In this point, appellant contends that the trial court erred in failing to dismiss the case because of the mistrial that was granted in 1993 when the case was brought to trial for the first time. Appellant now claims that the Double Jeopardy Clause should have prevented all the subsequent retrials because the mistrial was caused by the state’s failure to endorse witnesses on the indictment. This, he suggests, constitutes deliberate misconduct for the purpose of goading the defendant into moving for a mistrial, which, under Oregon v. Kennedy (and similar to appellant’s second point), triggers double jeopardy protection.
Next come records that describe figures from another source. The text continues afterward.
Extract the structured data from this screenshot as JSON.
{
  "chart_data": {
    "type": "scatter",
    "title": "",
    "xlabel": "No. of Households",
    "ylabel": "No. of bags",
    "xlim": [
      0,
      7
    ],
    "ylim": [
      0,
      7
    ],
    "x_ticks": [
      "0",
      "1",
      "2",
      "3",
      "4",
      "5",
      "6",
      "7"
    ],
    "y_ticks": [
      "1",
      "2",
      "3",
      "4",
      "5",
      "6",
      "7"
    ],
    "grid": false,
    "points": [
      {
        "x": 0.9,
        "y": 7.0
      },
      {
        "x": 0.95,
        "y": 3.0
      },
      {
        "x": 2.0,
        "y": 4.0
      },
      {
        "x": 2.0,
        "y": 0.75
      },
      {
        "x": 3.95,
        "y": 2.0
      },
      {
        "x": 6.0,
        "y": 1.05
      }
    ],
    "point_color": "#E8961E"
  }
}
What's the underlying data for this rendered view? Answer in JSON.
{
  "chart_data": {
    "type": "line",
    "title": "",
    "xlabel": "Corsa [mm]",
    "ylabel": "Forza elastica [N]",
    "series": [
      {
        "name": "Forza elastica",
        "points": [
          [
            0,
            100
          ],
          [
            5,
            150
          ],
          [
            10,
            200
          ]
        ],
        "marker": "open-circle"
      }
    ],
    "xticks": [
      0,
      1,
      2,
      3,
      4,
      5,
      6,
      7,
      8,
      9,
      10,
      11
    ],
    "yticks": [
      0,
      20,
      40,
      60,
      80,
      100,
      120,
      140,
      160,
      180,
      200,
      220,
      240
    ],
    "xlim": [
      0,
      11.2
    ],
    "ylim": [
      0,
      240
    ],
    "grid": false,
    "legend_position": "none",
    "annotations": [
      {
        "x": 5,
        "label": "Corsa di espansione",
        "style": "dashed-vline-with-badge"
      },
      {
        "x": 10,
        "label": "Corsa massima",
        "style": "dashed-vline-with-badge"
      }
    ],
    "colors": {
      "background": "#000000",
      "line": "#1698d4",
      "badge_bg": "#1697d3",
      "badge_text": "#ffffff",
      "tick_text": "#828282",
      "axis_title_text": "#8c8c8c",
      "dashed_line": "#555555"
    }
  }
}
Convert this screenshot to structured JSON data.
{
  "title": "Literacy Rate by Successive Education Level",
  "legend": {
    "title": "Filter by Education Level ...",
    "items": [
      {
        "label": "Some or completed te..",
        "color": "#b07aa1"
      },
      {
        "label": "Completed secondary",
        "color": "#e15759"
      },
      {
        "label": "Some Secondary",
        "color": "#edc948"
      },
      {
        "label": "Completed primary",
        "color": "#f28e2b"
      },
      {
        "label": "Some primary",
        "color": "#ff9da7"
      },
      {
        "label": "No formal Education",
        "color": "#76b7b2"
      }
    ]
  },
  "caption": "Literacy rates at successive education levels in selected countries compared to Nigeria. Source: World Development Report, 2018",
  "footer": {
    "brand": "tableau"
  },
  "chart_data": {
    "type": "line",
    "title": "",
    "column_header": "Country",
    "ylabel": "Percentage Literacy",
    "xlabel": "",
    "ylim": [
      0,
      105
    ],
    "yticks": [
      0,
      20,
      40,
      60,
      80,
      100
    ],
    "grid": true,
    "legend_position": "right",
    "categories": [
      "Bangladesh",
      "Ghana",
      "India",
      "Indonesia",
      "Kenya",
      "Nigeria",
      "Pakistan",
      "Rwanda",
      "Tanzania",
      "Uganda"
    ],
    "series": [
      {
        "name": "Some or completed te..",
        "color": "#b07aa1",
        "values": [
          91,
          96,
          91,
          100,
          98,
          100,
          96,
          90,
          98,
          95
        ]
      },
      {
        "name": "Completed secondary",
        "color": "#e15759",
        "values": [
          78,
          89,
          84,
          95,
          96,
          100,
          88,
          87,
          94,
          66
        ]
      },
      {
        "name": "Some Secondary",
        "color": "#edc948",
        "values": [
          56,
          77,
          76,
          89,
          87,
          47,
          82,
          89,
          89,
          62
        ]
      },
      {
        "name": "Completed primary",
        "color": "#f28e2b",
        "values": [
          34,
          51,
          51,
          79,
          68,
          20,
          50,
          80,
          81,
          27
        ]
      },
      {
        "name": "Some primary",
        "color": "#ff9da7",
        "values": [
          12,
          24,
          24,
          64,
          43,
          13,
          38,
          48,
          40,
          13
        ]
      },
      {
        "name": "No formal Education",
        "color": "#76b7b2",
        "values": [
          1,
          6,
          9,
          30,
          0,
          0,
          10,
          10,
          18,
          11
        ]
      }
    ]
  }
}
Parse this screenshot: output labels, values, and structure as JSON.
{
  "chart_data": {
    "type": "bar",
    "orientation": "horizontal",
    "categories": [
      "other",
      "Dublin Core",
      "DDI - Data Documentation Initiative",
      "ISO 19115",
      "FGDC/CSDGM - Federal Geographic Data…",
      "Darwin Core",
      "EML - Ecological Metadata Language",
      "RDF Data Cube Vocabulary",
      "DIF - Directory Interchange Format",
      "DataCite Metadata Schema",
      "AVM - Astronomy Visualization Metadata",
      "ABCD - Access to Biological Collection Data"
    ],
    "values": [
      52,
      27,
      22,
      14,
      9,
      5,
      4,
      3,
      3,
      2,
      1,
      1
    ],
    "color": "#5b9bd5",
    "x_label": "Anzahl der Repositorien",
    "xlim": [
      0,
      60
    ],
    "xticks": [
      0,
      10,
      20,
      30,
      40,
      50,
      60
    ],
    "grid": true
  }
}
Without regard to the merits of the claim, the claim is barred by collateral estoppel. Appellant acknowledges that this precise issue was raised in his 1996 appeal featuring the same parties, and this Court, remanding for a new trial based on a different trial court error, necessarily concluded that the Double Jeopardy Clause did not preclude a new trial. Even were this Court to reconsider the merits, the claim still fails because there is no evidence that the mistrial was caused by prosecutorial misconduct. Instead, all the evidence points to the fact that the failure to endorse witnesses was merely inadvertent. The point is denied.
15.
Finally, appellant claims that “[t]he trial court plainly erred in imposing a sentence of death because the method of execution prescribed by Missouri Law constitutes cruel and unusual punishment....” This claim, however, is not properly raised for the first time on direct appeal from his conviction. Until appellant is actually ready to be subjected to a certain protocol to carry out his execution, his claim is premature. Worthington v. State, 166 S.W.3d 566, 583 n. 3 (Mo. banc 2005).
III.
For the foregoing reasons, the judgment is affirmed.
PRICE and RUSSELL, JJ., and EVANS, Sp.J., concur. WOLFF, J., dissents in separate opinion filed. STITH, C.J., and TEITELMAN, J., concur in opinion of WOLFF, J. BRECKENRIDGE, J., not participating.. Before filing briefs, appellant filed a motion to supplement the record with the transcript of the post conviction relief hearings and the state objected on the ground that the transcript was never offered in support of the motion to dismiss before the trial court. This Court then took the motion to supplement with the case. From a close review of appellant’s briefs, it appears that he never cited the PCR transcript but only the findings of fact and conclusions of law entered by the motion court. Therefore, the motion is overruled as moot.